Unfortunately, almost every workplace presents hazards of falling. You may think of construction sites as common workplaces where a dangerous fall is likely to occur, but even an office environment presents risks of falling if a worker is trying to change a lightbulb or trips on a loose computer cable. A fall could result in serious injuries, a workers' compensation claim, and months off work during recovery, so it's in everyone's best interest to promote safety in the workplace. Here are some common causes of falls on the job and how to prevent them.
Falls From Heights
It's clear that falls present a serious hazard on the job, and some of the most severe accidents result in falling from heights. Roofers, painters, electricians, arborists, and other workers who frequently perform their job duties on elevated surfaces are most at risk of falling from heights.

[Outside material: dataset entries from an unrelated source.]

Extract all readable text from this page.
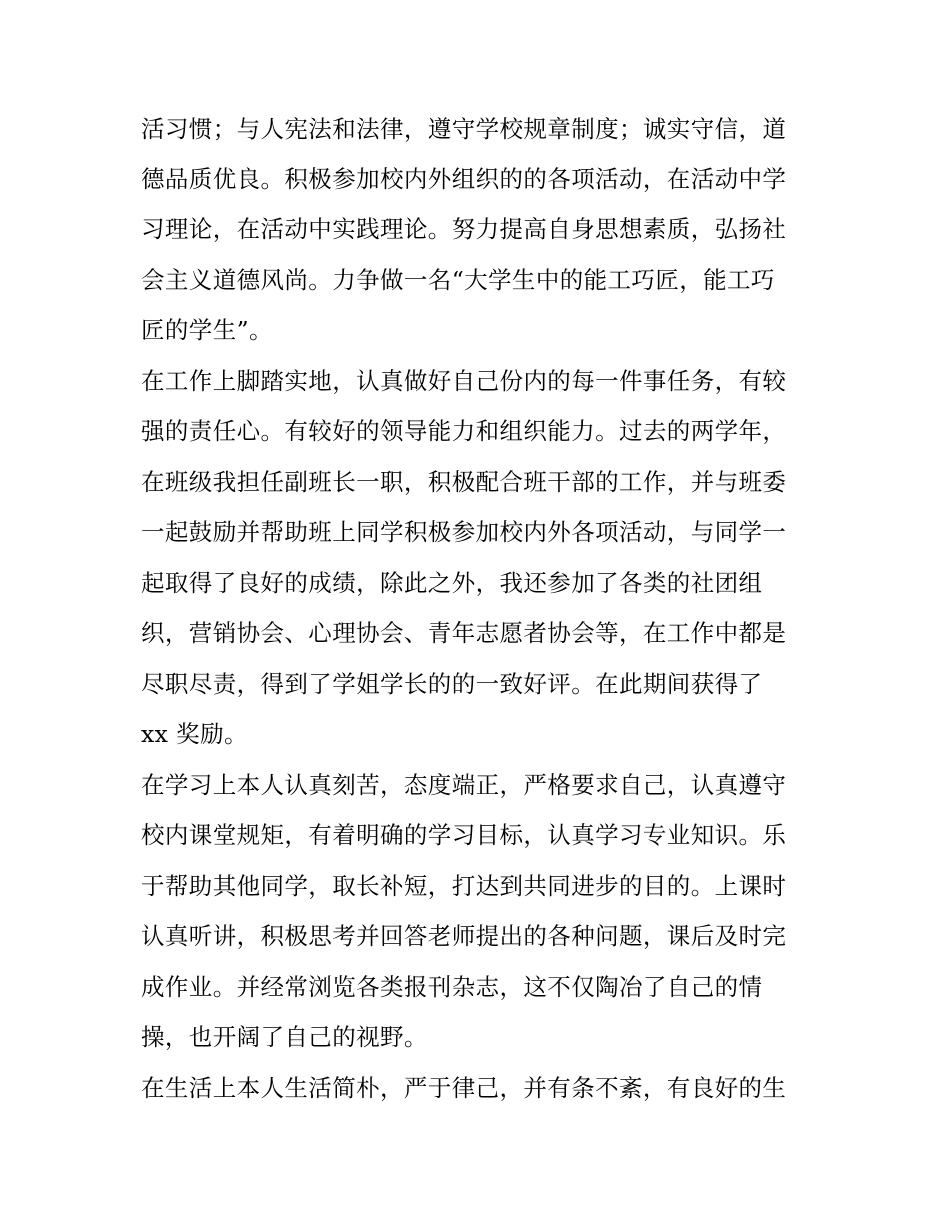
活习惯；与人宪法和法律，遵守学校规章制度；诚实守信，道
德品质优良。积极参加校内外组织的的各项活动，在活动中学
习理论，在活动中实践理论。努力提高自身思想素质，弘扬社
会主义道德风尚。力争做一名“大学生中的能工巧匠，能工巧
匠的学生”。
在工作上脚踏实地，认真做好自己份内的每一件事任务，有较
强的责任心。有较好的领导能力和组织能力。过去的两学年，
在班级我担任副班长一职，积极配合班干部的工作，并与班委
一起鼓励并帮助班上同学积极参加校内外各项活动，与同学一
起取得了良好的成绩，除此之外，我还参加了各类的社团组
织，营销协会、心理协会、青年志愿者协会等，在工作中都是
尽职尽责，得到了学姐学长的的一致好评。在此期间获得了
xx 奖励。
在学习上本人认真刻苦，态度端正，严格要求自己，认真遵守
校内课堂规矩，有着明确的学习目标，认真学习专业知识。乐
于帮助其他同学，取长补短，打达到共同进步的目的。上课时
认真听讲，积极思考并回答老师提出的各种问题，课后及时完
成作业。并经常浏览各类报刊杂志，这不仅陶冶了自己的情
操，也开阔了自己的视野。
在生活上本人生活简朴，严于律己，并有条不紊，有良好的生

If you perform any kind of work at a height of six feet or more, it's crucial to take your safety seriously. Always wear the harness, helmet, or other personal protective equipment provided by your employer. You should receive training on how to use this equipment properly. The goal is that if the worst occurs and you do fall, your equipment will catch or protect you and reduce the severity of any potential injuries. When you file a workers' compensation claim, you'll likely be asked whether you were using protective equipment correctly, so always keep your safety in mind no matter how experienced you are on the job.
Falls on the Same Level
Even falls from the same level can cause serious injuries. Any employee could trip and slip at their workplace, resulting in a fall that injures their head, back, arms, or other body parts. Uneven or slippery walking surfaces could be present in a wide range of environments, from a retail store to a medical facility, so every employee needs to be alert and watch out for hazards. Walkways should be free of clutter, and spills should be cleaned up immediately.
Filing for Workers' Compensation
If you fall and injure yourself while on the job, you could rack up costly medical bills and lost wages while you recover. Your employer should provide workers' compensation benefits to cover these losses and ensure that you can return to work fully healed without suffering a financial hit. If you have any questions about applying for these benefits, ask a workers' compensation lawyer to assist you.